Comment by danieldk

Comment by danieldk 17 hours ago

6 replies

Honestly, the problem is, in most of the cities, people who drive almost never bike.

That's true, but you have to bootstrap it. People will also not bike if it's not safe or attractive to do. In the city I live in, the city center was pretty unsafe for pedestrians and cyclists until the end of the 70s. Two persistent politicians decided to pretty much ban cars from the city center [1], which led to a lot of protests. They persisted and in 1977 the switch was flipped on a single day. Nowadays everyone here is in favor of this and other cities have made the same change, because people realize now that a city center without cars is much nicer: you can walk around much more carelessly, the air is cleaner, etc. Also, it made biking far more attractive, because you can get from the outskirts of the city to some shop much faster by bike than by car.

Since then, the cycling network has been continuously optimized to be able to travel between different points in the city as possible as quickly as possible and with as few interactions with cars as possible. And there are other amenities like traffic light that increase priority for cyclists when it is raining (to encourage people to cycle even when it is raining).

The same is true outside the cities, where there is a dense cycling network, largely separated from car roads. Both for fast work <-> home routing and for recreational cycling. The latter is the so-called fietsknooppunten network that prefers nice routes through nature, etc. over short routes [2].

[1] Article in Dutch: https://www.aanpakringzuid.nl/actueel/nieuws/verhalen/straks... , Google translation: https://www-aanpakringzuid-nl.translate.goog/actueel/nieuws/...

[2] Fietsknooppunten: https://www.fietsknoop.nl/planner

TeMPOraL 13 hours ago

Here's an underappreciated problem with biking in cities: storage. Most people in cities live above ground[0], and buildings don't have dedicated bike storage. Bike theft is common, and is a unique crime in being simultaneously highly disrupting to the victim, trivial to pull off, and not big enough monetarily for the police to bother pursuing - so you can't really park on the street overnight like you'd do with a car; it's too risky. This means people end up storing bikes in their apartments. Bikes are heavy and unwieldy and full of pointy bits and hard edges; going up and down with them is super annoying, especially if you don't have a lift (or it isn't big enough to fit a bike).

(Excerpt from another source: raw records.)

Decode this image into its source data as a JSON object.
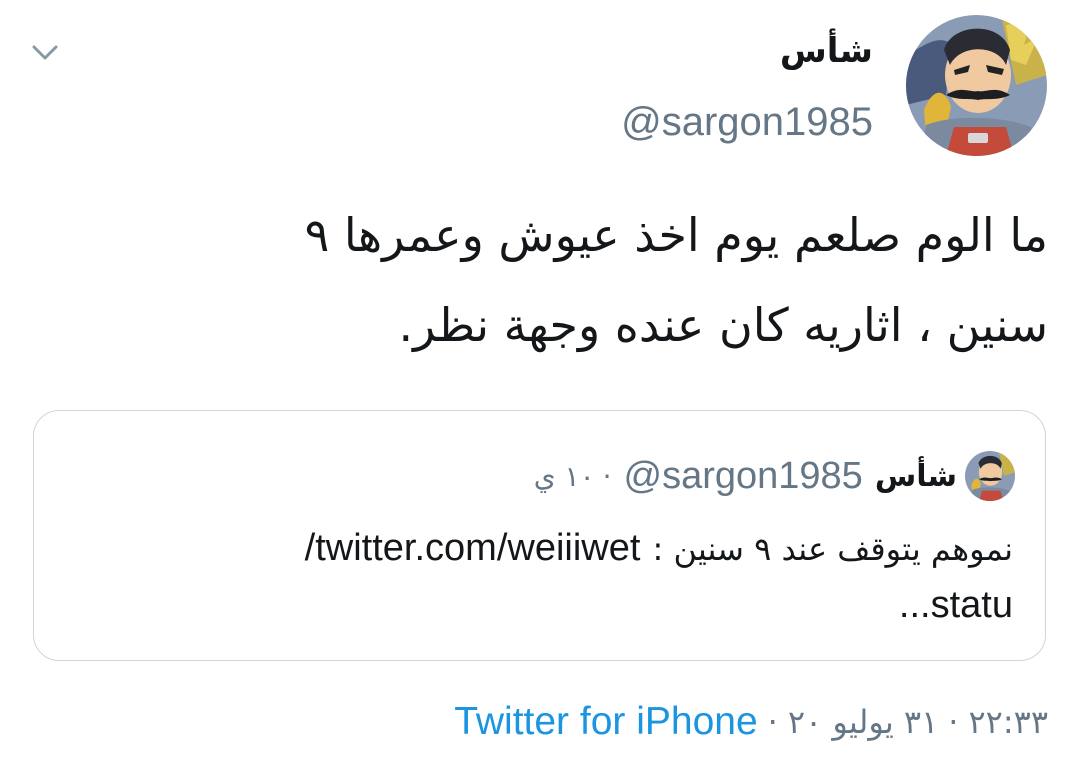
{
  "icons": {
    "menu": "chevron-down-icon"
  },
  "colors": {
    "text_primary": "#14171a",
    "text_secondary": "#657786",
    "link": "#1b95e0",
    "border": "#ccd6dd"
  },
  "tweet": {
    "author": {
      "display_name": "شأس",
      "handle": "@sargon1985"
    },
    "text_lines": [
      "ما الوم صلعم يوم اخذ عيوش وعمرها ٩",
      "سنين ، اثاريه كان عنده وجهة نظر."
    ],
    "quoted": {
      "display_name": "شأس",
      "handle": "@sargon1985",
      "separator": "·",
      "time": "١٠ ي",
      "text_arabic": "نموهم يتوقف عند ٩ سنين :",
      "text_link": "twitter.com/weiiiwet/",
      "text_link_cont": "statu..."
    },
    "meta": {
      "time": "٢٢:٣٣",
      "date": "٣١ يوليو ٢٠",
      "separator": "·",
      "source": "Twitter for iPhone"
    }
  }
}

Solve the storage problem, and a lot more people city dwellers owning a bike will start using it daily, and many of those who don't will buy one.

--

[0] - Follows obviously from assuming most buildings have at least one floor.

  • mejutoco 12 hours ago

    Foldable (brompton for example) bikes, and owning a shitty bike are common solutions to this problem.

    • TeMPOraL 12 hours ago

      Shitty bikes are just as heavy, if not more, than good bikes.

  • tokioyoyo 12 hours ago

    All of this is just cultural cope. Bikes are stolen in Tokyo and Amsterdam as well. Tokyo space is incredibly limited. And etc.

    The problem is, biking is just not efficient compared to other transport modes in super majority of the cities in NA. There is no political appetite either. People just love their cars, and can’t be bothered to restructure their lives like my friends in Paris did.

    • TeMPOraL 11 hours ago

      FWIW, I'm writing from perspective of someone who lives and lived most of their life in Kraków, Poland - a city and culture that never been bike-hostile, and is increasingly bike-friendly. Despite owning a bike, I haven't rode much in the city since my university years, precisely because of the hassle of storing it and bringing it up and down 2-4 floors without a lift. I don't drive, I use public transit, walk, or rent e-scooters - and the latter is inferior to your own bike in every way except it's there and you don't have to carry it up and down the stairs.